OPINION

Gentlemen?

It raises a suspicious intent to deliberately confuse us as to how we are supposed to respond to their true intentions.

Nick V. Quijano Jr.

Now is a good time to remind our noisy “guests” over at the Chinese embassy what the sage Confucius said about what makes for a gentleman, or “junzi” in Chinese.

In the Analects, Confucius said: “If simplicity prevails over refinement, you have a bumpkin. When refinement prevails over simplicity, you have a bore. Only when simplicity and refinement are in balance, then you will have a junzi.”

Confucius here generally means a “junzi” is one who balances words and substance.

Our loudly complaining Chinese guests, however, may abhor Confucius.
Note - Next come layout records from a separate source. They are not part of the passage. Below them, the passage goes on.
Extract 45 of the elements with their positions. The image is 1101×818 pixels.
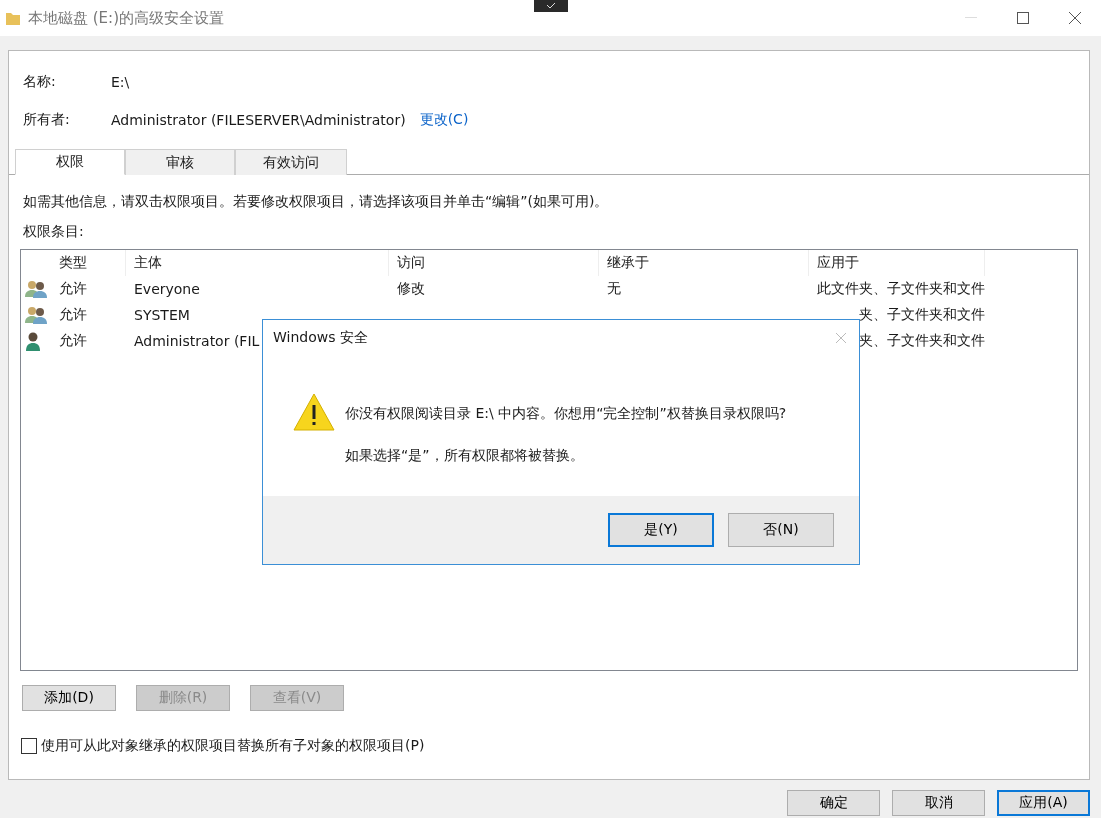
user-icon [25,331,41,351]
users-icon [25,280,47,298]
column-header[interactable]: 应用于 [817,254,859,272]
entries-label: 权限条目: [22,223,85,241]
checkbox[interactable] [21,738,37,754]
dialog-button[interactable]: 是(Y) [608,513,714,547]
dialog-button[interactable]: 应用(A) [997,790,1090,816]
owner-value: Administrator (FILESERVER\Administrator) [111,112,406,128]
dialog-message: 你没有权限阅读目录 E:\ 中内容。你想用“完全控制”权替换目录权限吗? [345,405,787,423]
table-cell: 允许 [59,332,87,350]
column-header[interactable]: 继承于 [607,254,649,272]
table-cell: 允许 [59,280,87,298]
warning-icon [293,393,335,431]
close-icon[interactable] [1068,11,1082,25]
column-header[interactable]: 访问 [397,254,425,272]
table-cell: Everyone [134,281,200,297]
tab[interactable]: 审核 [125,149,235,175]
owner-label: 所有者: [23,111,71,129]
table-cell: Administrator (FIL [134,333,260,349]
window-title: 本地磁盘 (E:)的高级安全设置 [28,8,224,28]
dialog-button[interactable]: 否(N) [728,513,834,547]
checkbox-label: 使用可从此对象继承的权限项目替换所有子对象的权限项目(P) [41,737,425,755]
table-cell: 修改 [397,280,425,298]
maximize-icon[interactable] [1017,12,1029,24]
table-cell: 夹、子文件夹和文件 [859,332,985,350]
dialog-button[interactable]: 取消 [892,790,985,816]
change-owner-link[interactable]: 更改(C) [419,111,469,129]
action-button[interactable]: 添加(D) [22,685,116,711]
info-text: 如需其他信息，请双击权限项目。若要修改权限项目，请选择该项目并单击“编辑”(如果可用)。 [22,193,610,211]
column-header[interactable]: 类型 [59,254,87,272]
table-cell: 无 [607,280,621,298]
dialog-note: 如果选择“是”，所有权限都将被替换。 [345,447,585,465]
table-cell: 夹、子文件夹和文件 [859,306,985,324]
column-header[interactable]: 主体 [134,254,162,272]
dialog-title: Windows 安全 [273,329,368,347]
dialog-button[interactable]: 确定 [787,790,880,816]
name-value: E:\ [111,74,130,90]
tab[interactable]: 有效访问 [235,149,347,175]
table-cell: 允许 [59,306,87,324]
tab[interactable]: 权限 [15,149,125,175]
folder-icon [6,11,20,25]
name-label: 名称: [23,73,57,91]
table-cell: SYSTEM [134,307,190,323]
users-icon [25,306,47,324]
table-cell: 此文件夹、子文件夹和文件 [817,280,985,298]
But we simply lacked the time to look up a similar quote from Mao Zedong or Deng Xiaoping or Xi Jinping.

Be that as it may, Confucius’ advice is apt insofar as the informal, colorful, provocative, and aggressive posts that our Chinese embassy guests escalated in recent days against Filipino officials and lawmakers on Facebook and X.

So, why “junzi”? Because scores of Filipino officials and lawmakers generally perceive the recent nasty words of “gentlemen” officials over at the Chinese embassy as crude and boorish.
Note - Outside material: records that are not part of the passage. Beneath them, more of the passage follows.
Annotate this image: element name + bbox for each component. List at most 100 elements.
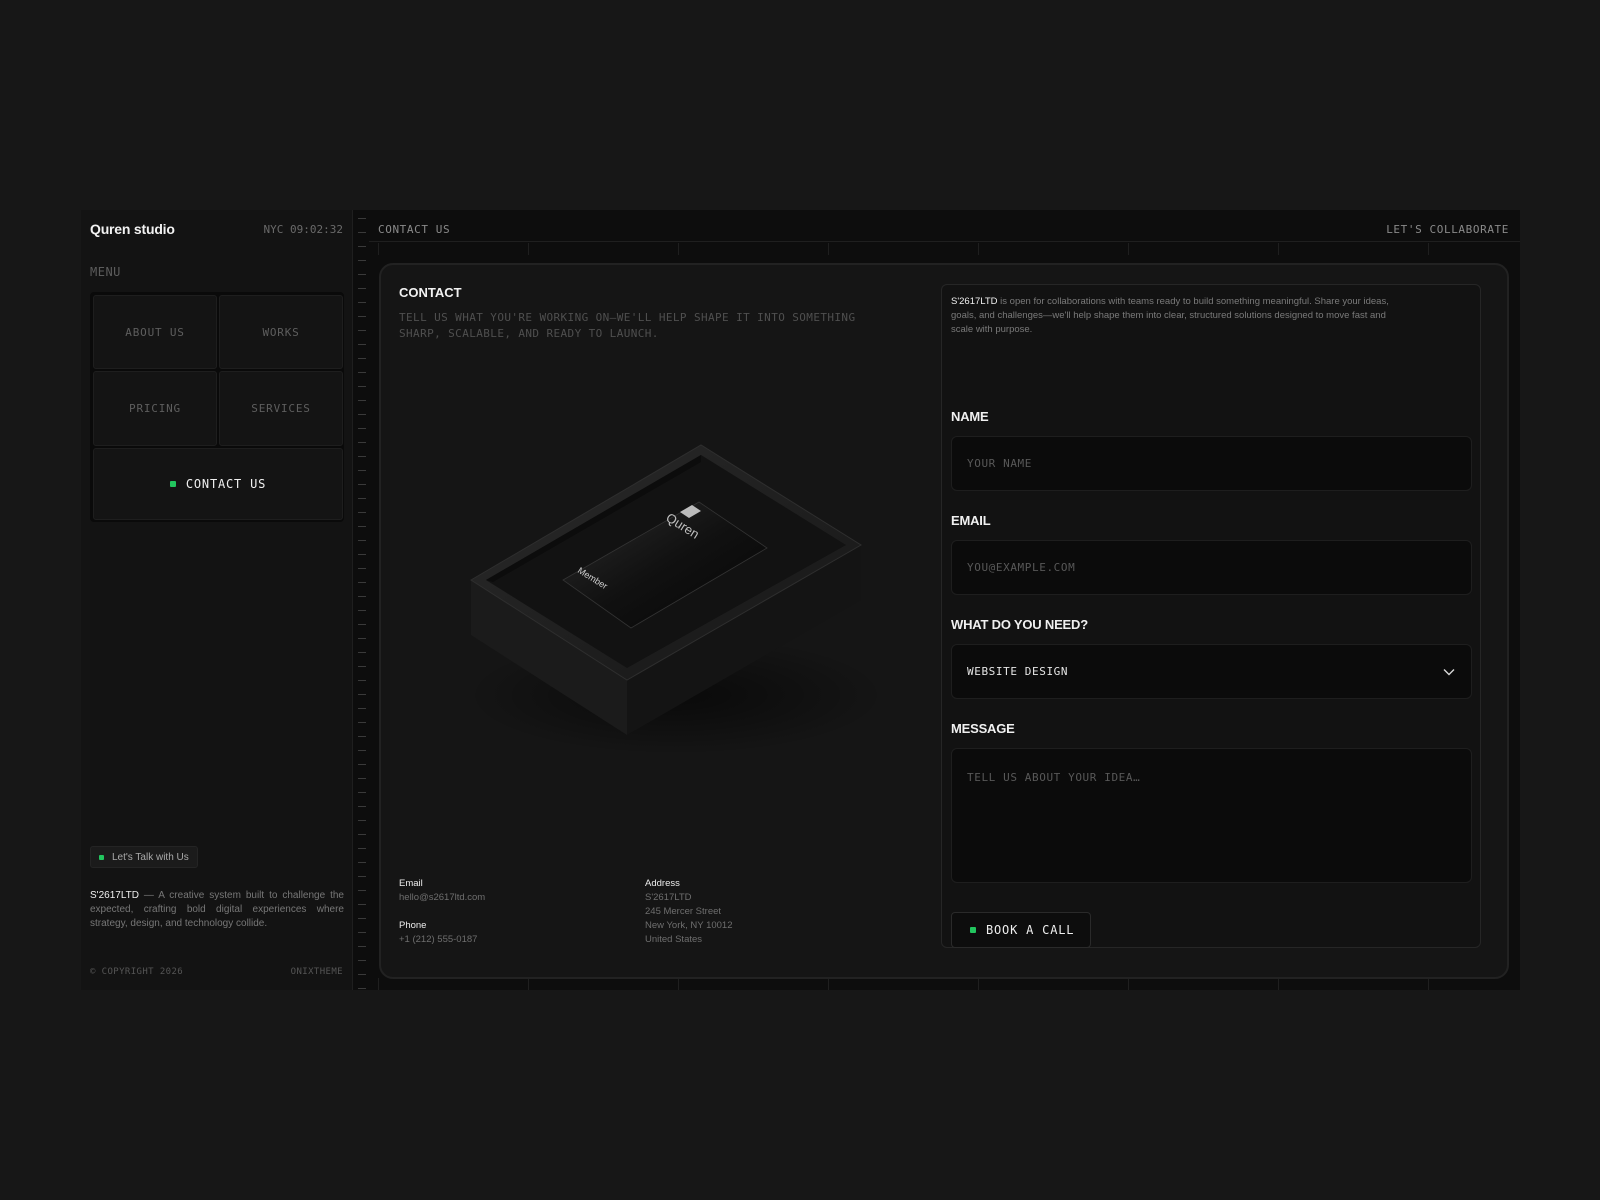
- ruler-tick: [358, 778, 366, 779]
- ruler-tick: [358, 904, 366, 905]
- ruler-tick: [358, 470, 366, 471]
- ruler-tick: [358, 722, 366, 723]
- menu-item-pricing[interactable]: PRICING: [93, 371, 217, 446]
- ruler-tick: [358, 666, 366, 667]
- ruler-tick: [358, 750, 366, 751]
- menu-item-works[interactable]: WORKS: [219, 295, 343, 369]
- ruler-tick: [358, 932, 366, 933]
- grid-line: [1428, 243, 1429, 255]
- address-line: United States: [645, 934, 703, 945]
- ruler-tick: [358, 414, 366, 415]
- grid-line: [828, 243, 829, 255]
- ruler-tick: [358, 372, 366, 373]
- grid-line: [528, 978, 529, 990]
- ruler-tick: [358, 540, 366, 541]
- ruler-tick: [358, 820, 366, 821]
- address-line: 245 Mercer Street: [645, 906, 722, 917]
- email-info-value[interactable]: hello@s2617ltd.com: [399, 891, 485, 905]
- main-area: CONTACT US LET'S COLLABORATE CONTACT TEL…: [369, 210, 1520, 990]
- ruler-tick: [358, 960, 366, 961]
- sidebar-description-brand: S'2617LTD: [90, 890, 139, 901]
- ruler-tick: [358, 848, 366, 849]
- address-line: S'2617LTD: [645, 892, 692, 903]
- ruler-tick: [358, 638, 366, 639]
- email-info-label: Email: [399, 878, 423, 889]
- page-subtitle: TELL US WHAT YOU'RE WORKING ON—WE'LL HEL…: [399, 311, 856, 340]
- menu-item-services[interactable]: SERVICES: [219, 371, 343, 446]
- message-label: MESSAGE: [951, 721, 1015, 736]
- grid-line: [678, 243, 679, 255]
- breadcrumb: CONTACT US: [378, 223, 451, 236]
- contact-card: CONTACT TELL US WHAT YOU'RE WORKING ON—W…: [379, 263, 1509, 979]
- ruler-tick: [358, 946, 366, 947]
- form-intro-brand: S'2617LTD: [951, 296, 998, 307]
- grid-line: [378, 243, 379, 255]
- grid-line: [378, 978, 379, 990]
- ruler-tick: [358, 876, 366, 877]
- brand-logo[interactable]: Quren studio: [90, 221, 175, 237]
- status-dot-icon: [970, 927, 976, 933]
- form-intro-text: is open for collaborations with teams re…: [951, 296, 1389, 335]
- chevron-down-icon: [1443, 668, 1455, 675]
- ruler-tick: [358, 792, 366, 793]
- ruler-tick: [358, 260, 366, 261]
- clock: NYC 09:02:32: [263, 223, 343, 236]
- message-textarea[interactable]: TELL US ABOUT YOUR IDEA…: [951, 748, 1472, 883]
- app-frame: Quren studio NYC 09:02:32 MENU ABOUT US …: [81, 210, 1520, 990]
- ruler-tick: [358, 554, 366, 555]
- grid-line: [828, 978, 829, 990]
- ruler-tick: [358, 610, 366, 611]
- ruler-tick: [358, 582, 366, 583]
- page-title: CONTACT: [399, 285, 462, 300]
- ruler-tick: [358, 330, 366, 331]
- ruler-tick: [358, 680, 366, 681]
- ruler-tick: [358, 400, 366, 401]
- grid-line: [1278, 978, 1279, 990]
- ruler-tick: [358, 344, 366, 345]
- ruler-tick: [358, 456, 366, 457]
- ruler-tick: [358, 358, 366, 359]
- menu-label: MENU: [90, 265, 121, 279]
- ruler-tick: [358, 218, 366, 219]
- menu-grid: ABOUT US WORKS PRICING SERVICES CONTACT …: [90, 292, 344, 522]
- ruler-tick: [358, 274, 366, 275]
- ruler-tick: [358, 694, 366, 695]
- address-info-label: Address: [645, 878, 680, 889]
- ruler-tick: [358, 596, 366, 597]
- grid-line: [1128, 243, 1129, 255]
- grid-line: [1278, 243, 1279, 255]
- ruler-tick: [358, 568, 366, 569]
- credit-link[interactable]: ONIXTHEME: [291, 967, 343, 977]
- ruler-tick: [358, 918, 366, 919]
- ruler-tick: [358, 498, 366, 499]
- talk-button-label: Let's Talk with Us: [112, 851, 189, 863]
- grid-line: [1128, 978, 1129, 990]
- menu-item-contact-label: CONTACT US: [185, 477, 267, 491]
- book-call-button[interactable]: BOOK A CALL: [951, 912, 1092, 948]
- menu-item-about-us[interactable]: ABOUT US: [93, 295, 217, 369]
- name-input[interactable]: YOUR NAME: [951, 436, 1472, 491]
- ruler-tick: [358, 974, 366, 975]
- phone-info-label: Phone: [399, 920, 427, 931]
- status-dot-icon: [99, 854, 104, 860]
- collaborate-link[interactable]: LET'S COLLABORATE: [1386, 223, 1509, 236]
- name-label: NAME: [951, 409, 989, 424]
- status-dot-icon: [169, 481, 176, 487]
- form-intro: S'2617LTD is open for collaborations wit…: [951, 295, 1391, 337]
- talk-button[interactable]: Let's Talk with Us: [90, 846, 198, 868]
- ruler-tick: [358, 806, 366, 807]
- top-bar: CONTACT US LET'S COLLABORATE: [369, 210, 1520, 242]
- ruler-tick: [358, 302, 366, 303]
- address-line: New York, NY 10012: [645, 920, 733, 931]
- need-label: WHAT DO YOU NEED?: [951, 617, 1088, 632]
- ruler-tick: [358, 484, 366, 485]
- need-select-value: WEBSITE DESIGN: [967, 665, 1069, 678]
- menu-item-contact-us[interactable]: CONTACT US: [93, 448, 343, 520]
- email-input[interactable]: YOU@EXAMPLE.COM: [951, 540, 1472, 595]
- need-select[interactable]: WEBSITE DESIGN: [951, 644, 1472, 699]
- ruler-tick: [358, 736, 366, 737]
- ruler-tick: [358, 834, 366, 835]
- sidebar: Quren studio NYC 09:02:32 MENU ABOUT US …: [81, 210, 353, 990]
- phone-info-value[interactable]: +1 (212) 555-0187: [399, 933, 477, 947]
- grid-line: [978, 978, 979, 990]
By the way, boorish language is what outspoken Coast Guard spokesman Jay Terriela often endures, who, at last count, has been subjected to at least 27 offensive social media posts including bizarre memes, many of which were highly personal.

Speaking of which, another recent irregular post would have to be that of a Chinese embassy spokesman—whose country ranks 178th out of 180 countries in the World Press Freedom Index — lecturing on free speech to officials and lawmakers of a country that ranked 116th in the same index last year.

Anyway, it’s important to first get a firm grip on our guests’ pronounced garish informal voices, rather than the usual diplomatic tones, on social media platforms.

Their tones appear, as the BBC reports, “to show a new trend of the embassy tailoring its external messaging in English to the Philippines and the wider world rather than using more circumspect, staid, and formal language aimed at domestic audiences in China.”

That immediately means their somewhat marked “arrogance” is meant to provoke strong reactions from us.

Nonetheless, there are many other nuances and implications to the Chinese embassy’s changed tones, too many to tackle here.

But the striking nuance for us seems to be that Chinese embassy officials are speaking out of two sides of their mouths at the same time.

In such cases, it raises a suspicious intent to deliberately confuse us as to how we are supposed to respond to their true intentions on the tense Philippines-China relations.

Which provokes the stink of an entrapment operation, of provoking us into taking wrong diplomatic turns if we aren’t sufficiently careful.

Those suspicions become clearer by the distinctive fact that Chinese embassy officials exclusively confine their new-found notoriety for going off-script solely on anything goes social media, while Chinese Ambassador Jing Quan calls for dialogue, for formal sitdowns, and talks on the usual diplomatic channels.

Such engineered confusion thus raises the question: Who do we take seriously? The seemingly “wolf warrior” spokespersons of the embassy or the Chinese ambassador?

Despite the dilemma, however, it also can be a case of two sides of the same coin — that which says coarse representatives of our big neighbor are steering us into junking our brave stand of “you’re stealing our territory and you want us to shut up,” as military historian Jose Antonio Claudio put it.